Since the bill was enacted, all but five counties in Washington adopted resolutions to use the sales tax for housing. In Snohomish County, only four cities have pursued it, according to data from the Washington Low Income Housing Alliance. Everett would be the fifth.
“It’s really exciting,” said Michele Thomas, advocacy and policy director of the Washington Low Income Housing Alliance. “A lot of local jurisdictions across the state, counties or cities have money for affordable housing in their hands for the first time.”
Recently, supportive housing took the forefront of government-funded developments in Everett. That type of housing doesn’t limit how long someone can live there and provides services for people who were experiencing homelessness and people with disabilities.
But that’s not the only population needing a place to live.

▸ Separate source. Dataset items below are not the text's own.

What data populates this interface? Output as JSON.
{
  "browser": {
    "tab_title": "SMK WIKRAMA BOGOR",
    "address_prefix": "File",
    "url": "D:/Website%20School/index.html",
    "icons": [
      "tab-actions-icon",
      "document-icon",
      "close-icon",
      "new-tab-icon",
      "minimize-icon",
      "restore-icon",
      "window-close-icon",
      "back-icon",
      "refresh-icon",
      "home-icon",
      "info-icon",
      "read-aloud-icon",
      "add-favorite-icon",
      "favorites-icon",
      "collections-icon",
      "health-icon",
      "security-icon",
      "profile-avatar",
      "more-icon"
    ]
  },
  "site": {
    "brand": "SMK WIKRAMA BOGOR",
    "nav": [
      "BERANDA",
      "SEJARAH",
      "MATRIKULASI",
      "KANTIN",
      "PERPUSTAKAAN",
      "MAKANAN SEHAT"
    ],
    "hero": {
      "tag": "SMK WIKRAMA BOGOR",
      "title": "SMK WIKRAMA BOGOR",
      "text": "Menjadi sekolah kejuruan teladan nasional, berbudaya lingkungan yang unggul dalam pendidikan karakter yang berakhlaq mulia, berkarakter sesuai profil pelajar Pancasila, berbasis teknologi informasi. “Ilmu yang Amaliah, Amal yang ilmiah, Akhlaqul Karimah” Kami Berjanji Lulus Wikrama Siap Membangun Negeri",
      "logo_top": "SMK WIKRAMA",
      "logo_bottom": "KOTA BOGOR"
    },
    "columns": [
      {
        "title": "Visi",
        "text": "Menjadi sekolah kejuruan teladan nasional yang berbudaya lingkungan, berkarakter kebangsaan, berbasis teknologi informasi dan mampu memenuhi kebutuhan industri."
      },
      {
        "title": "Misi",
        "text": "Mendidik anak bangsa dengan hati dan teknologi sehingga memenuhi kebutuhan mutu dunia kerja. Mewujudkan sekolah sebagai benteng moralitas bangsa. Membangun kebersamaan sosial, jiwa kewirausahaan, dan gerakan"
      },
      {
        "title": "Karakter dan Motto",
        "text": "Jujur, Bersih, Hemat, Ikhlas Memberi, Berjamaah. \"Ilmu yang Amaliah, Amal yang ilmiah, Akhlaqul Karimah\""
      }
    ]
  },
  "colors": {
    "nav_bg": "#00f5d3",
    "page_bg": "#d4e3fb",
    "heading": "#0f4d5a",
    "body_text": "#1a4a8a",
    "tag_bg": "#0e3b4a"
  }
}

Everett, like most of Snohomish County, has a gap between what people make and stable housing expenses. The median income in the city was $63,000, according to U.S. Census Bureau data. That’s less than the threshold for being considered “cost burdened,” when housing and utility expenses exceed a third of someone’s income.
According to the Snohomish County Housing Affordability Task Force’s report issued in February, a two-bedroom apartment costs $1,889 per month on average. Nearly half of the people in the county would spend more than a third of their income on housing and utilities at that rate.
“When we talk about affordable housing, we’re not just talking about housing for homeless people,” Willie Frauenholtz said.
The Housing Consortium of Everett and Snohomish County made an inventory of affordable housing based on four ranges of income that top out at 80% of the area median income. Everett had 4,423 income-restricted homes, which covers everything from houses to studio apartments.
“Washington state has a severe shortage of housing for low-income and extremely low-income households,” Thomas said.
To address housing affordability as it exists today in the county would take more than 6,300 new units each year and wouldn’t be accomplished until 2040, according to the task force report.
“We have a beautiful report, but it’s only a report unless we act on it,” Willie Frauenholtz said. “That takes bold choices. That takes continuous movement forward.”
The city council is scheduled to vote on creating the fund March 18.